Reported / Citable
Background
Seven former students — referred to as the Does — allege that William Babcock, a counselor at Kynoch Elementary School in the Marysville Joint Unified School District, sexually assaulted them during counseling sessions between 1993 and 2001. Before bringing the case that reached the Supreme Court, the Does filed and voluntarily dismissed two prior lawsuits: one in Yuba County Superior Court and one in the U.S. District Court for the Eastern District of California. Both dismissals were designated without prejudice.
The federal dismissal came before the opposing party had filed an answer, so it was filed under Federal Rule of Civil Procedure 41(a)(1)(A)(i) — a unilateral notice of dismissal requiring no court order. Under FRCP 41(a)(1)(B), when a plaintiff has previously dismissed any federal or state action based on the same claims, a subsequent notice of dismissal “operates as an adjudication on the merits” — the so-called “two-dismissal rule.”
When the Does filed their third action in state court, the School District demurred, arguing the two-dismissal rule barred all claims as a matter of claim preclusion (res judicata). The trial court agreed and sustained the demurrer without leave to amend. A divided Court of Appeal affirmed, with the majority holding that state courts must apply FRCP 41(a)(1)(B) to assess the preclusive effect of the federal dismissal. The California Supreme Court granted review.
The Court’s Holding
In a unanimous decision by Justice Evans, the Supreme Court reverses. The central holding is straightforward: FRCP 41(a)(1)(B) is a rule of federal civil procedure governing whether a plaintiff may re-file in federal court. It is not a standalone rule of claim preclusion, and it does not operate to bar a subsequent action filed in a different sovereign’s courts — here, California state court.
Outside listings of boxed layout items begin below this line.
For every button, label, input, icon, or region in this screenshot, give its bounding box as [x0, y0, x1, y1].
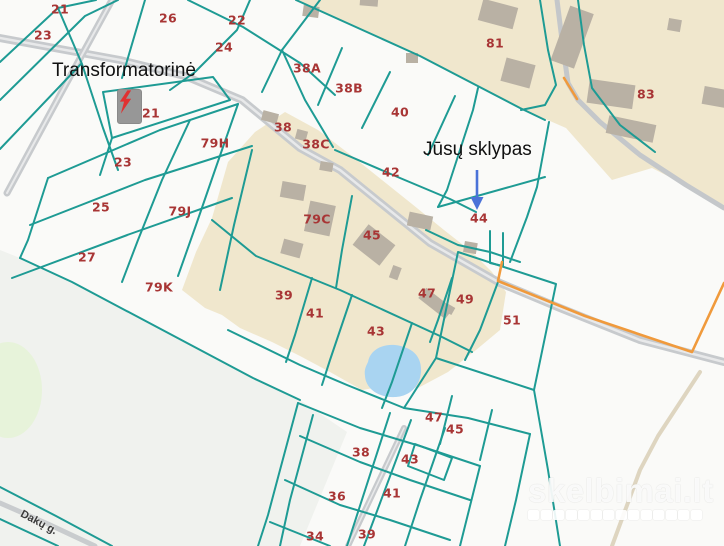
map-canvas[interactable]: 212622242338A38B408183213838C79H23422579…: [0, 0, 724, 546]
watermark-square: [528, 510, 539, 520]
watermark-square: [541, 510, 552, 520]
watermark: skelbimai.lt: [528, 474, 703, 520]
your-plot-arrow-icon: [471, 170, 484, 210]
transformer-icon: [117, 89, 142, 124]
your-plot-label: Jūsų sklypas: [423, 139, 532, 161]
watermark-square: [666, 510, 677, 520]
watermark-square: [578, 510, 589, 520]
watermark-square: [678, 510, 689, 520]
watermark-square: [616, 510, 627, 520]
pond: [365, 345, 421, 397]
watermark-square: [591, 510, 602, 520]
watermark-square: [628, 510, 639, 520]
watermark-square: [553, 510, 564, 520]
watermark-squares: [528, 510, 703, 520]
watermark-square: [566, 510, 577, 520]
watermark-square: [691, 510, 702, 520]
watermark-square: [653, 510, 664, 520]
transformer-label: Transformatorinė: [52, 60, 196, 82]
watermark-square: [641, 510, 652, 520]
lightning-bolt-icon: [118, 90, 133, 115]
watermark-text: skelbimai.lt: [528, 474, 703, 507]
watermark-square: [603, 510, 614, 520]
The Court declines to resolve which law (federal or state) governs the preclusive effect of a mixed federal-question/supplemental-jurisdiction judgment on a subsequent state court action, because that broader question is unnecessary to the outcome. The narrower and dispositive point is that rule 41(a)(1)(B) “says nothing about the right to pursue those same claims in a different court” — it bars re-filing “in federal court,” full stop. California has no analog to the federal two-dismissal rule, and the ordinary rules of California claim preclusion govern whether the prior dismissals bar this action.
The Court expressly approves the reasoning of Gray v. La Salle Bank (2023) 95 Cal.App.5th 932, which had reached the same conclusion — and which the Court of Appeal dissent below had adopted — while disapproving the majority’s contrary reading.
Key Takeaways
- FRCP 41(a)(1)(B)’s two-dismissal rule applies only within the federal court system; it does not preclude a plaintiff from subsequently pursuing the same claims in California state court.
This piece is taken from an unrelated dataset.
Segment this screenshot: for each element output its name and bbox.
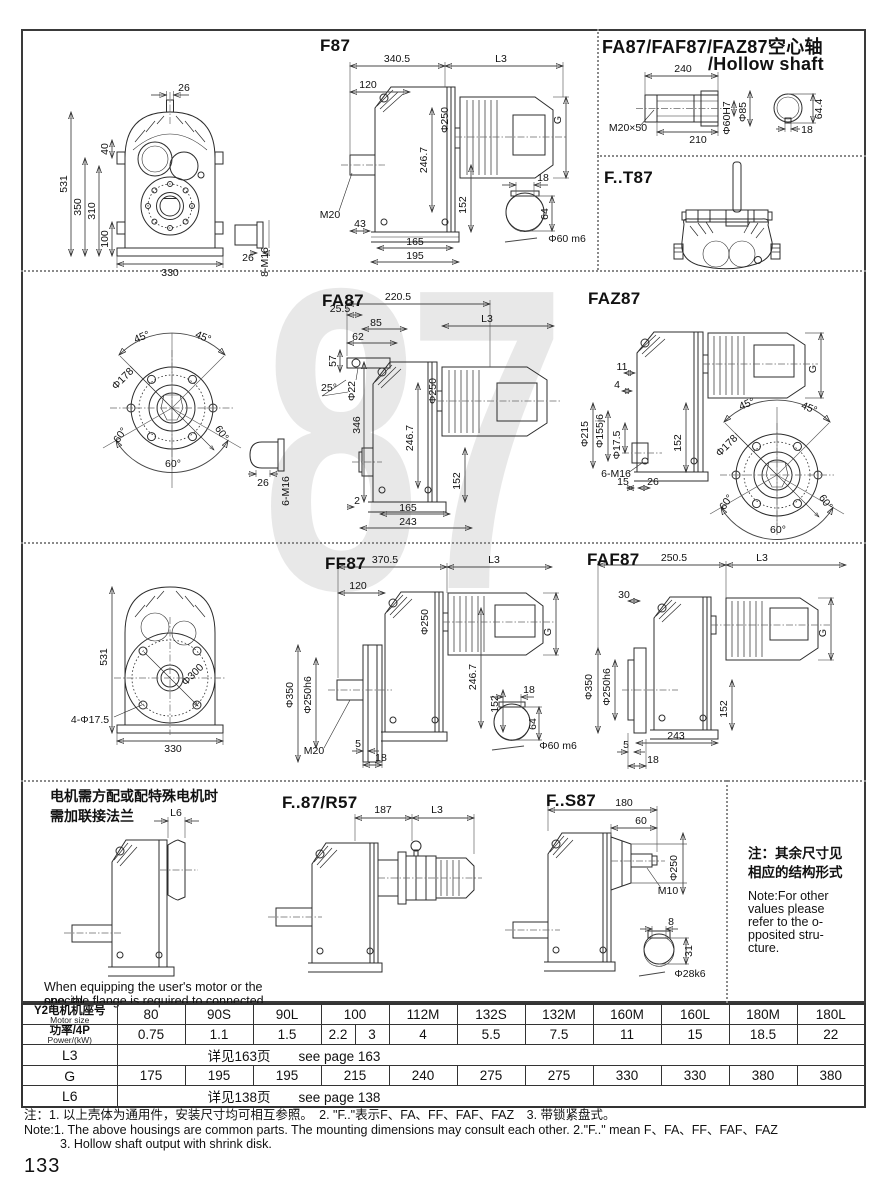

- California has no analog to the two-dismissal rule, so California’s own claim preclusion law governs the effect of prior dismissals on state court actions.
- Defense attorneys should no longer invoke the federal two-dismissal rule as a preclusion defense in California state court proceedings.
- Plaintiffs who dismissed federal actions twice — including in complex civil rights or institutional abuse cases — retain the ability to pursue state law claims in California courts, subject to California’s own preclusion and limitations rules.
- The decision resolves a split between Court of Appeal panels (the majority below vs. the Gray decision) and provides uniform statewide guidance.
Why It Matters
For California practitioners navigating complex multi-forum litigation — school abuse cases, civil rights matters, employment disputes — it has long been a source of confusion whether the federal two-dismissal rule could be wielded in state court to foreclose claims. This unanimous Supreme Court ruling removes that uncertainty. Plaintiffs who moved between state and federal court and voluntarily dismissed twice are not categorically barred from returning to California state court, so long as they can satisfy California’s own preclusion and statute of limitations rules.
The ruling is especially significant in institutional abuse cases, which often involve plaintiffs who file early actions, encounter procedural hurdles, and need to restrategize. The school district’s argument — that a federal procedural rule should bar victims from ever reaching a California court on their merits — is definitively rejected. Attorneys representing institutional defendants should recalibrate their preclusion defenses accordingly.